SEB is a potent stimulator of Th2 proinflammatory cytokines such as IL-1β, TNF-α, IFN-γ, IL-2, IL-4, IL-5, IL-10, and IL-13 in NPs derived but not healthy inferior turbinate tissue 12 and IL-8 in THP-1 cell lines, 18 respectively. Our results indicated that SEB was able to elicit IL-8 expression from fibroblasts derived from our CRSwNP patients. We showed that chitosan significantly dampened the level of IL-8 cytokine release in fibroblasts after SEB and TSST-1 enterotoxin challenge. In a clinical context, the delivery of chitosan in Chitodex hydrogel form to the diseased sinonasal mucosa may potentially reduce leukocyte migration and degranulation normally associated with chronic mucosal inflammation. 16
It is now understood that fibroblasts (in addition to dendritic cells) behave as nonprofessional antigen-presenting cells during a host pathogen immune reaction. Chitosan exhibited an antiproliferative effect by reducing fibroblast growth by 20% relative to NTCs, with dextran and Chitodex hydrogel reduces fibroblasts by almost 100% relative to NTCs. Dextran and Chitodex gel effectively stopped all proliferation within 4 hours of treatment with any renewed cell growth and was almost negligible for the duration of the assay (96 hours).

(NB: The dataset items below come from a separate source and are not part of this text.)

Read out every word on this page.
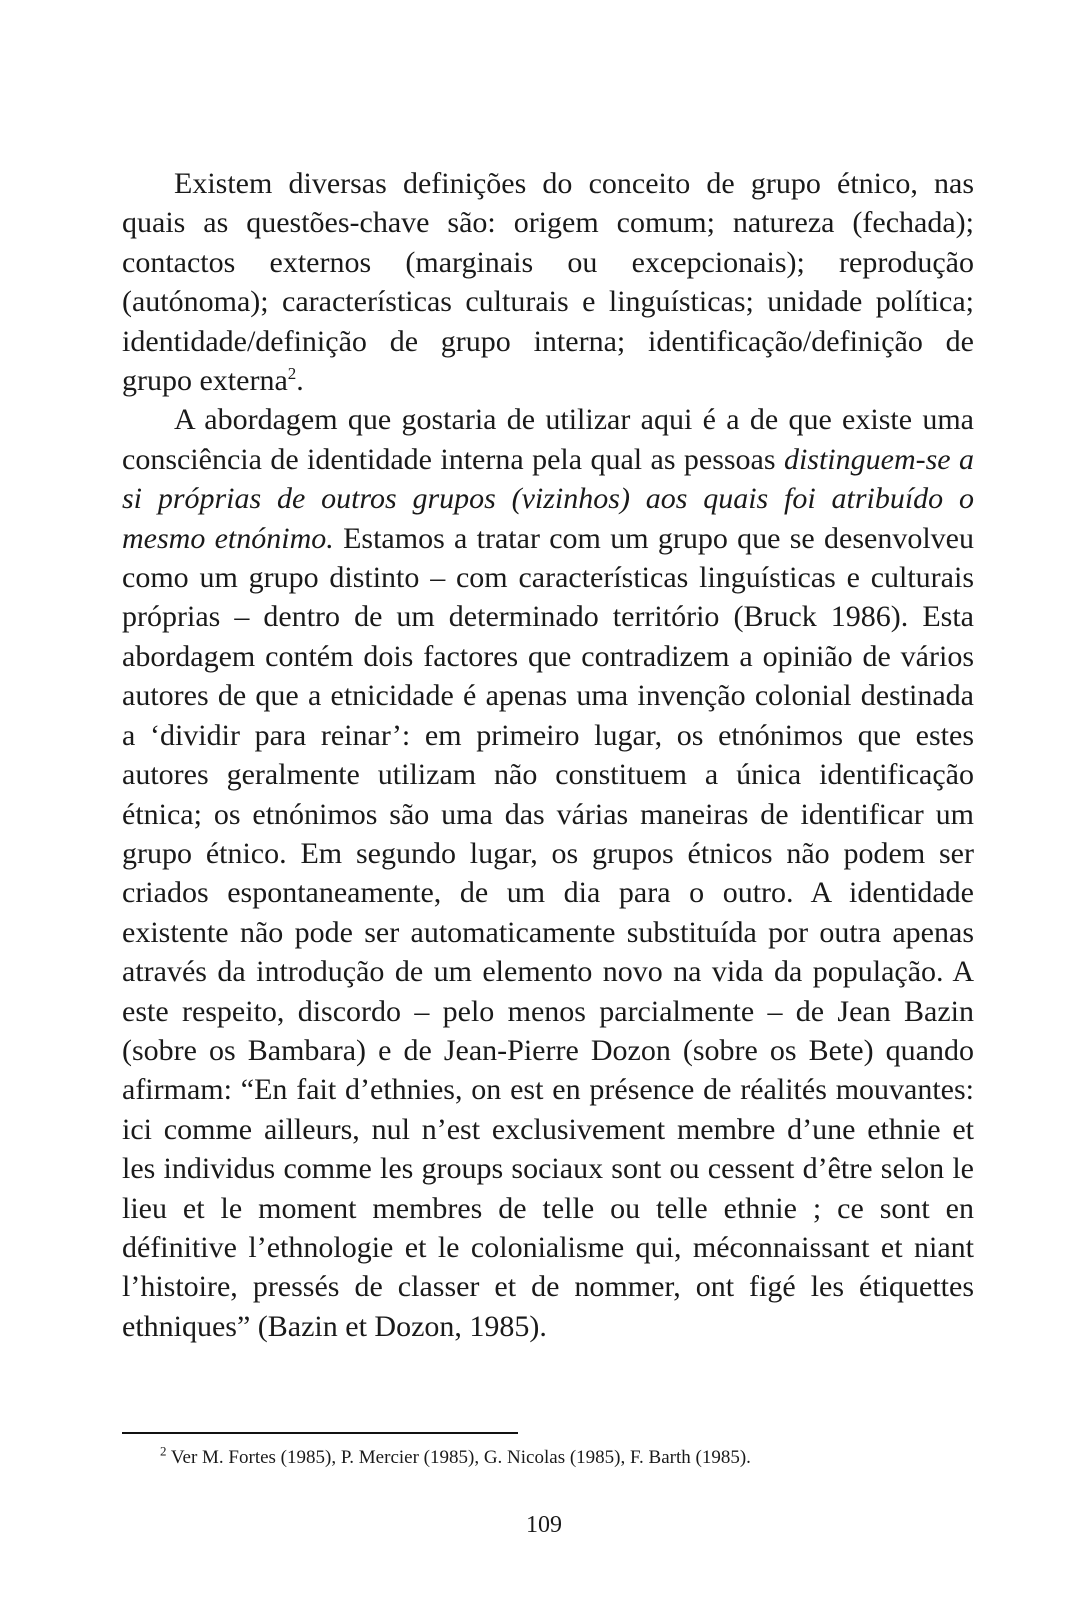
Existem diversas definições do conceito de grupo étnico, nas quais as questões-chave são: origem comum; natureza (fechada); contactos externos (marginais ou excepcionais); reprodução (autónoma); características culturais e linguísticas; unidade política; identidade/definição de grupo interna; identificação/definição de grupo externa$^2$.

A abordagem que gostaria de utilizar aqui é a de que existe uma consciência de identidade interna pela qual as pessoas distinguem-se a si próprias de outros grupos (vizinhos) aos quais foi atribuído o mesmo etnónimo. Estamos a tratar com um grupo que se desenvolveu como um grupo distinto – com características linguísticas e culturais próprias – dentro de um determinado território (Bruck 1986). Esta abordagem contém dois factores que contradizem a opinião de vários autores de que a etnicidade é apenas uma invenção colonial destinada a ‘dividir para reinar’: em primeiro lugar, os etnónimos que estes autores geralmente utilizam não constituem a única identificação étnica; os etnónimos são uma das várias maneiras de identificar um grupo étnico. Em segundo lugar, os grupos étnicos não podem ser criados espontaneamente, de um dia para o outro. A identidade existente não pode ser automaticamente substituída por outra apenas através da introdução de um elemento novo na vida da população. A este respeito, discordo – pelo menos parcialmente – de Jean Bazin (sobre os Bambara) e de Jean-Pierre Dozon (sobre os Bete) quando afirmam: “En fait d’ethnies, on est en présence de réalités mouvantes: ici comme ailleurs, nul n’est exclusivement membre d’une ethnie et les individus comme les groups sociaux sont ou cessent d’être selon le lieu et le moment membres de telle ou telle ethnie ; ce sont en définitive l’ethnologie et le colonialisme qui, méconnaissant et niant l’histoire, pressés de classer et de nommer, ont figé les étiquettes ethniques” (Bazin et Dozon, 1985).

$^2$ Ver M. Fortes (1985), P. Mercier (1985), G. Nicolas (1985), F. Barth (1985).
109
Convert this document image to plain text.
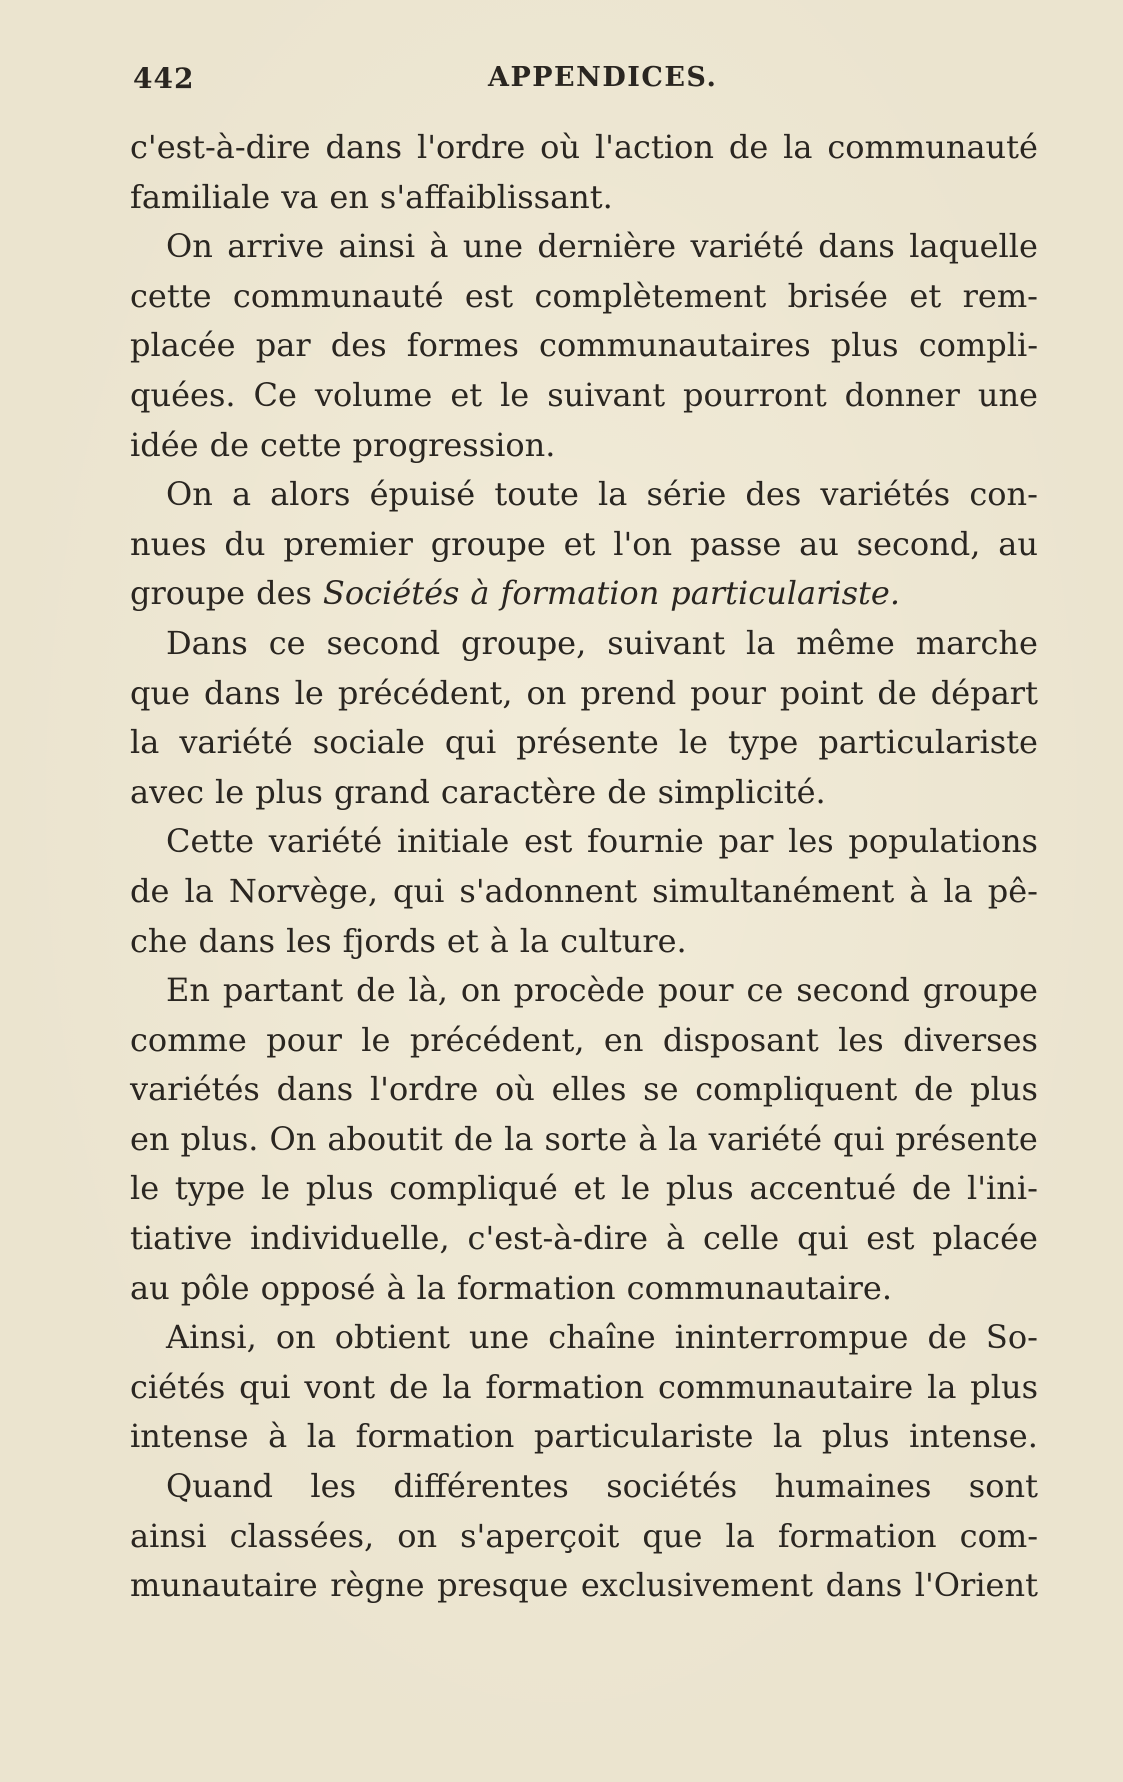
442	APPENDICES.
c'est-à-dire dans l'ordre où l'action de la communauté
familiale va en s'affaiblissant.
On arrive ainsi à une dernière variété dans laquelle
cette communauté est complètement brisée et rem-
placée par des formes communautaires plus compli-
quées. Ce volume et le suivant pourront donner une
idée de cette progression.
On a alors épuisé toute la série des variétés con-
nues du premier groupe et l'on passe au second, au
groupe des Sociétés à formation particulariste.
Dans ce second groupe, suivant la même marche
que dans le précédent, on prend pour point de départ
la variété sociale qui présente le type particulariste
avec le plus grand caractère de simplicité.
Cette variété initiale est fournie par les populations
de la Norvège, qui s'adonnent simultanément à la pê-
che dans les fjords et à la culture.
En partant de là, on procède pour ce second groupe
comme pour le précédent, en disposant les diverses
variétés dans l'ordre où elles se compliquent de plus
en plus. On aboutit de la sorte à la variété qui présente
le type le plus compliqué et le plus accentué de l'ini-
tiative individuelle, c'est-à-dire à celle qui est placée
au pôle opposé à la formation communautaire.
Ainsi, on obtient une chaîne ininterrompue de So-
ciétés qui vont de la formation communautaire la plus
intense à la formation particulariste la plus intense.
Quand les différentes sociétés humaines sont
ainsi classées, on s'aperçoit que la formation com-
munautaire règne presque exclusivement dans l'Orient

Fibroblasts are a major producer of extracellular matrix during wound healing, which is a major contributor in adhesion formation. 19 The antiproliferative and wound repair properties displayed by chitosan may suggest one possible mechanism to the observed reduction in adhesion formation clinically.
Complete eradication of biofilm-causing bacteria after sinus surgery remains a challenge despite current treatment regimes. 9 Therefore, by targeting the remnant biofilm communities from recolonizing the mucosal surface, an insidious source for reinfection can be neutralized.
Our observations that Chitodex gel (50% v/v) expressed strong antibiofilm activity further complemented a recent work by Aziz et al. on the bactericidal activity of Chitodex against Gram-positive pathogens such as aureus and S. pyogenes. 8 Similarly, we found that dextran and not chitosan was the active component in the observed antibiofilm activity of the gel. Although our study did not examine its antisurface adhesion property, Busscher reported that pretreatment of glass slides with chitosan reduced the adherence of Streptococcus mutans and Streptococcus oralis, two common oral bacteria, after 2-hour exposure. 20
The variability of responses by biofilm-positive CRSwNP patients to medical and surgical intervention has resulted in the investigation of novel treatment to manage this recalcitrant patient group. We have shown that Chitodex gel has properties beyond that of an antiadhesive having both anti-inflammatory and antibiofilm properties, which may benefit the patient in the postoperative period. Future studies are required to fully delineate the mechanism of action of Chitodex gel as well as its potential clinical applications.